With over 100,000 solar power systems installed in homes in Zimbabwe, according to government figures, off-grid solar power is no longer a revelation for Zimbabwe homeowners. However, despite decades of power shortages, companies are only starting to catch up.
Zimbabwe’s biggest insurance and property firm, Old Mutual Zimbabwe Ltd, now plans to install up to 20MW of rooftop solar panels on all its commercial buildings over the next two years to aid in easing a countrywide power crisis that has begun to drag the profits down.
According to the Confederation of Zimbabwe Industries, ZESA Holdings struggles to generate enough electricity to meet high demands; power outages have slowed businesses in the recent years. Around 2015-2016, industrial production fell by more than 50%, as drought hit hydropower production in much of southern Africa.

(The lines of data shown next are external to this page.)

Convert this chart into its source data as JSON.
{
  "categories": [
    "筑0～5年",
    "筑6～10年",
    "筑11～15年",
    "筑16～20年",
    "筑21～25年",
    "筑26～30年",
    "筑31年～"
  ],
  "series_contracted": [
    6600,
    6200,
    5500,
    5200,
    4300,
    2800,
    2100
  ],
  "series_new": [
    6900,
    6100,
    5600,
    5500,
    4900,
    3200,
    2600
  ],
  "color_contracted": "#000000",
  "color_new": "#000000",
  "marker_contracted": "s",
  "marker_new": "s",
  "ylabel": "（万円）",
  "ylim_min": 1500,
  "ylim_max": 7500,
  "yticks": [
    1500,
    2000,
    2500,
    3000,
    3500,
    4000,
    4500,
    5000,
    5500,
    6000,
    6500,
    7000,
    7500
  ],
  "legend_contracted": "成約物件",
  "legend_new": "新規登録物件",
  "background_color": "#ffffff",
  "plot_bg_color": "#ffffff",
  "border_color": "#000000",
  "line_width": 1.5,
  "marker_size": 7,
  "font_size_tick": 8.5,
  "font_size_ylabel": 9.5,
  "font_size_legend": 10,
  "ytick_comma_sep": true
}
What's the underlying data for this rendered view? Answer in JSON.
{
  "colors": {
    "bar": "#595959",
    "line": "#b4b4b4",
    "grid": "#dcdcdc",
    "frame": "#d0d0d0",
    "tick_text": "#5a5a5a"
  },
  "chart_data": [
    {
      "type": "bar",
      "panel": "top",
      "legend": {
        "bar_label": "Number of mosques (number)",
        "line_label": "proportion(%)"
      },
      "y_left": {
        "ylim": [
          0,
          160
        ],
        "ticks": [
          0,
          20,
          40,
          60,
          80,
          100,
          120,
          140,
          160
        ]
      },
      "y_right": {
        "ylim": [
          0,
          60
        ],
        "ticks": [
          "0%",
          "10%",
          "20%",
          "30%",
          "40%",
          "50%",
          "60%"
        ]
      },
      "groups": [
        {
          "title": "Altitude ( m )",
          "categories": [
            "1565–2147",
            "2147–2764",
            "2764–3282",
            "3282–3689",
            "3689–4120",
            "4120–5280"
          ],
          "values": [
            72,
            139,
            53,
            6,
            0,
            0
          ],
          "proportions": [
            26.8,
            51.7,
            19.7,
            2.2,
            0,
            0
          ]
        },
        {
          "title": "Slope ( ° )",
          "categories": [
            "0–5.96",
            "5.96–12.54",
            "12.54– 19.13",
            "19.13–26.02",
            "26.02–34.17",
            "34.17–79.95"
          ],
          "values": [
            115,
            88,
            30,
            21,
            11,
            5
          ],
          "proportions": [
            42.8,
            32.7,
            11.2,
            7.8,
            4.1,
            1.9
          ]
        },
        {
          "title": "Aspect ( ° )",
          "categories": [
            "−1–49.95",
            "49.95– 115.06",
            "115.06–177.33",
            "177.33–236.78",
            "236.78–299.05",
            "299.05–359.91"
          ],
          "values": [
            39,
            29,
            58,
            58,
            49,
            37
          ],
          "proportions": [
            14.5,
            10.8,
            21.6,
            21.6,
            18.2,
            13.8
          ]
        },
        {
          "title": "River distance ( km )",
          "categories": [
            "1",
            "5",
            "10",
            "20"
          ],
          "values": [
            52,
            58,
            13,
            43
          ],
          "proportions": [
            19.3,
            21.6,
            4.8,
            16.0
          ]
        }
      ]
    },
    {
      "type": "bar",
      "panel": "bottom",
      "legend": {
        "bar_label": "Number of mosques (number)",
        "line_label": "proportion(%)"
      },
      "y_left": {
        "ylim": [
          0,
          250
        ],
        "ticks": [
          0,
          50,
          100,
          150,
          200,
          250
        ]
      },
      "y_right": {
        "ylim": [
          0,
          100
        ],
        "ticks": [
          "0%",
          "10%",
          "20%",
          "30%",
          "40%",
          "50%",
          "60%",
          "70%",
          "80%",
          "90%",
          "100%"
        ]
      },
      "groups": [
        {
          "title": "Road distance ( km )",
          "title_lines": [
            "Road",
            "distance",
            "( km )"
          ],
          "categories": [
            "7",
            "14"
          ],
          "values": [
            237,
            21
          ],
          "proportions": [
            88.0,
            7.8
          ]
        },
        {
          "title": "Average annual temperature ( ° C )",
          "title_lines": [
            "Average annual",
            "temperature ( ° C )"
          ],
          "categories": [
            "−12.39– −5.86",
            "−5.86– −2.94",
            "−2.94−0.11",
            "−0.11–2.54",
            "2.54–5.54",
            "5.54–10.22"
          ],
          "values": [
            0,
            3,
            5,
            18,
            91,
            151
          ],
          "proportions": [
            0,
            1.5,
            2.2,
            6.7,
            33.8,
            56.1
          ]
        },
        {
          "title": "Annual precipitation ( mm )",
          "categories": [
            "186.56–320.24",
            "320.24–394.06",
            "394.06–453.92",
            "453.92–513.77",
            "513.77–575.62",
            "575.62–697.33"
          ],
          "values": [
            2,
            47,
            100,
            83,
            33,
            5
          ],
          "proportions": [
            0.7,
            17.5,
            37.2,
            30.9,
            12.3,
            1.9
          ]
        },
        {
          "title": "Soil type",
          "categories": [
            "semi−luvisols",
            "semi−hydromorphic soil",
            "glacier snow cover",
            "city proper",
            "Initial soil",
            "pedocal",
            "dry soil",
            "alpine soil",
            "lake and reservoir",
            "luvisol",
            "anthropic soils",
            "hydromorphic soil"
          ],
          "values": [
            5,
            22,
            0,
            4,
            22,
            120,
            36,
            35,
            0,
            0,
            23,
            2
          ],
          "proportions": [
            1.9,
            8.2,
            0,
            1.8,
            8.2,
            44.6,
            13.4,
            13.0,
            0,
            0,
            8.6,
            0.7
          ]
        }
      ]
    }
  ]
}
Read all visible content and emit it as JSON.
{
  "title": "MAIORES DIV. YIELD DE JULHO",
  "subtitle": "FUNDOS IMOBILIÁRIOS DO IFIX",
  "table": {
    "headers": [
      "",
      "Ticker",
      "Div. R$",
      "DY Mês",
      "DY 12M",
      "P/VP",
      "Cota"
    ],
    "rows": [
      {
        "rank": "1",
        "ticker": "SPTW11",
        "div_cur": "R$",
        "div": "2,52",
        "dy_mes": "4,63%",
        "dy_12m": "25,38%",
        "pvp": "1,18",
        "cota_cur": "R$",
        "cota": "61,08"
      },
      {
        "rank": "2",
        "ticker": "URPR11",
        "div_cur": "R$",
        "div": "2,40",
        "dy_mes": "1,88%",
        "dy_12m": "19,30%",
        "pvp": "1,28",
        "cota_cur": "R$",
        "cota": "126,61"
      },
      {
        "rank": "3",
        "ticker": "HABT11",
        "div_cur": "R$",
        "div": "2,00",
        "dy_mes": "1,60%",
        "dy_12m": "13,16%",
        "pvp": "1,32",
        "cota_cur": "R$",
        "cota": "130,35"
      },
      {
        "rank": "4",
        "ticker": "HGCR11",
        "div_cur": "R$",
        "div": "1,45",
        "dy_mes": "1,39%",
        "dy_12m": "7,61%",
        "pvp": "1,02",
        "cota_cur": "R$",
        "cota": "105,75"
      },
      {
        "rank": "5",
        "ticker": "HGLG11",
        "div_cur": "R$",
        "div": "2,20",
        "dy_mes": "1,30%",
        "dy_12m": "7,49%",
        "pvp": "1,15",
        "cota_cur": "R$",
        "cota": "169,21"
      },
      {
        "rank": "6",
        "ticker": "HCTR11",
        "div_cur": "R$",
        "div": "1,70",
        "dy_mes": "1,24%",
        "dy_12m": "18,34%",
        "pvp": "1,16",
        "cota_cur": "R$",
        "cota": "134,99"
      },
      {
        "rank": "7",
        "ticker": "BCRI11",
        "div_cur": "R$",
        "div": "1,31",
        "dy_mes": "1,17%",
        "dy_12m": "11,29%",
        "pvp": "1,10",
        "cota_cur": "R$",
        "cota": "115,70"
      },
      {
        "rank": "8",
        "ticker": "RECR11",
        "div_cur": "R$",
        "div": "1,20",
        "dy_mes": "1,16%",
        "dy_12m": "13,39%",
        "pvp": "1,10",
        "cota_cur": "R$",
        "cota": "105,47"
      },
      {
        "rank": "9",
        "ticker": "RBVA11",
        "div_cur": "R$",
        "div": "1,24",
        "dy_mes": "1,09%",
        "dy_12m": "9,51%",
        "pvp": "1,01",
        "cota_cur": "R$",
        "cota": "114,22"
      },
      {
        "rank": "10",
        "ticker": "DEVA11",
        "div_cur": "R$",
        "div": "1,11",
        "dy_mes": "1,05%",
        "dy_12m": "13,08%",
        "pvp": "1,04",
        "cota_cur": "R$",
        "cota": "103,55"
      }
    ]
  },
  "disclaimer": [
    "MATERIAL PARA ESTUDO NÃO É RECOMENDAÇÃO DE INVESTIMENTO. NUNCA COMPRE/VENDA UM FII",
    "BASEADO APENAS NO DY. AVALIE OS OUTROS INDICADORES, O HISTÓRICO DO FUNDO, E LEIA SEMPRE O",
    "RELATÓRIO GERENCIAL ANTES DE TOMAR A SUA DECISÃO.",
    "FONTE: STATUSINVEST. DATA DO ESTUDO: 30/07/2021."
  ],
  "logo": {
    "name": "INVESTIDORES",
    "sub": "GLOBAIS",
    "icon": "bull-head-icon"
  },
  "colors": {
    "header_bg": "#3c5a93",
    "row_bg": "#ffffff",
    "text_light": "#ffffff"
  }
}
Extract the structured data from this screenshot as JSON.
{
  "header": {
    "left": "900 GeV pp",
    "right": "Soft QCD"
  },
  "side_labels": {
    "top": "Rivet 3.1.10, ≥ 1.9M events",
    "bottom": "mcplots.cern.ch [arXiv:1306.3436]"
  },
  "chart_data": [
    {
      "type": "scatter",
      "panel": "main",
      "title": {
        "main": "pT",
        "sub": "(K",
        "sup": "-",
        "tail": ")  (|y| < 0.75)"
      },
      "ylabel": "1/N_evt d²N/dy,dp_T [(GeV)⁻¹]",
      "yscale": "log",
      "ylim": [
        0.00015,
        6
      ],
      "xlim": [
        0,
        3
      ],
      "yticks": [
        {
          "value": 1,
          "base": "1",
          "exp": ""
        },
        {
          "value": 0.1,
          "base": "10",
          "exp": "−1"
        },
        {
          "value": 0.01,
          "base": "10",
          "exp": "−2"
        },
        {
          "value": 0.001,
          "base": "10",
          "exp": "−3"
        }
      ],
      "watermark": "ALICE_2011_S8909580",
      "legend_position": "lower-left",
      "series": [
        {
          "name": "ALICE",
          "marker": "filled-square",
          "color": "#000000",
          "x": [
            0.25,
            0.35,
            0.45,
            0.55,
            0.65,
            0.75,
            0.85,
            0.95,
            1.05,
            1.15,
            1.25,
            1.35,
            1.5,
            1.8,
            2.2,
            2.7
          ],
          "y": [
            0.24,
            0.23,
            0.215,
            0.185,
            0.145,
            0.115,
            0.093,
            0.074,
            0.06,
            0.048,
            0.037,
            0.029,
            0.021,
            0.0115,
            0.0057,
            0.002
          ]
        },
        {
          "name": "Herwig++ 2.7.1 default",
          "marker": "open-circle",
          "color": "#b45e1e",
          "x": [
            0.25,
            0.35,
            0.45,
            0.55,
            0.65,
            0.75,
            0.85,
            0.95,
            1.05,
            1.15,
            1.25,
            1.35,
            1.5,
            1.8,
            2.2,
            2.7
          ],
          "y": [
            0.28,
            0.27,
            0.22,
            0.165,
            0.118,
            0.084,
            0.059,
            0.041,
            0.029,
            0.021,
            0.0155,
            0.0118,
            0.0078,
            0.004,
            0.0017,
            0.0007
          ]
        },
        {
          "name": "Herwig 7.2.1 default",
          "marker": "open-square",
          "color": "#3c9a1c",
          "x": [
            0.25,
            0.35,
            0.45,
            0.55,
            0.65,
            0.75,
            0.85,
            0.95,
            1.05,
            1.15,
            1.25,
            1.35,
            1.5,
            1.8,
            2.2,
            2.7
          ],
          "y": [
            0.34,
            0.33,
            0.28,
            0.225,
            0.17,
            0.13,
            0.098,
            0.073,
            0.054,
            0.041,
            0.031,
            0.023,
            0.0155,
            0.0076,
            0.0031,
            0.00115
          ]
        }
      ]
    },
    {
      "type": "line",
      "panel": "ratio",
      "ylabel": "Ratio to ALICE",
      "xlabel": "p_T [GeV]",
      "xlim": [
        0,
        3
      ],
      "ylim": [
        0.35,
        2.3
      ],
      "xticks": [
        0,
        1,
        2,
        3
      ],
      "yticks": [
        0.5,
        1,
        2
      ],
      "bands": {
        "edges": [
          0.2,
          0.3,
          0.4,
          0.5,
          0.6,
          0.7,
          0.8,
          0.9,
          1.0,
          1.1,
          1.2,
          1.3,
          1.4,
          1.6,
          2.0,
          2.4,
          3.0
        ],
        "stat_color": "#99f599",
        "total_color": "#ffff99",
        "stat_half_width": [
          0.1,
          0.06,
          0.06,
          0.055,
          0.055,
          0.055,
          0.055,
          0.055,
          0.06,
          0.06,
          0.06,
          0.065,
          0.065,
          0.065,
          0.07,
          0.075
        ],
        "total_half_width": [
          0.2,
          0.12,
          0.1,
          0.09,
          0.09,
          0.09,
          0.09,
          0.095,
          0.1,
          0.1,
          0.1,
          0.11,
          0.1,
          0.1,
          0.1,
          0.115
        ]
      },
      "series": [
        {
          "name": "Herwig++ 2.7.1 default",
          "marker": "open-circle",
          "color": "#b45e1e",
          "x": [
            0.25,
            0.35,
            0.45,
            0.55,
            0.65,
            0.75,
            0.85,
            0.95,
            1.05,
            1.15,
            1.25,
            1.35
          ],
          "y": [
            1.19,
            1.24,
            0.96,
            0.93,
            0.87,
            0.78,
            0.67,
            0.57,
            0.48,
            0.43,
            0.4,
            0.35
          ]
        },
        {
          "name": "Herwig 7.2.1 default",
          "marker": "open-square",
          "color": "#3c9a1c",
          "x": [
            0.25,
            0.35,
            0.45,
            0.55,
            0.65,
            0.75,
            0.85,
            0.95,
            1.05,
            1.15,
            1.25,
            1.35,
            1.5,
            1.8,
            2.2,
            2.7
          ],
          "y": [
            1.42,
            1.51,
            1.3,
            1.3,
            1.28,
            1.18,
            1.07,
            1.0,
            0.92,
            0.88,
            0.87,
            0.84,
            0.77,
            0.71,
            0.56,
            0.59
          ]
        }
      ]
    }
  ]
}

At the moment, a growing share of companies are taking solar power not only as an alternative to the grid but also as a way to cut costs and keep businesses going in a country whose energy costs can be a substantial drain on businesses.
The progress so far is however slow, though picking up speed.
The chief executive of Oxygen Africa Ltd, Simba Mhuriro , says that by securing clean reliable power in its buildings, it will benefit its commercial tenants who rely on consistent availability of power.
The company has since begun a technical study which is meant to establish how power consumption operates at the Old Mutual properties in question, using a $1M grant from the African Development Bank.
Mhuriro said that the project will provide power for lighting, heating and for operating office equipment and small machinery, such as sewing machines, for above 8,000 small businesses renting space from Old Mutual’s $500 M property portfolio, which spans offices, homes and shopping malls.
Zimbabwe’s government needs $3BN in aid to meet its goals to expand off-grid solar power laid out in a government plan drawn up as part of the Paris Agreement on climate change.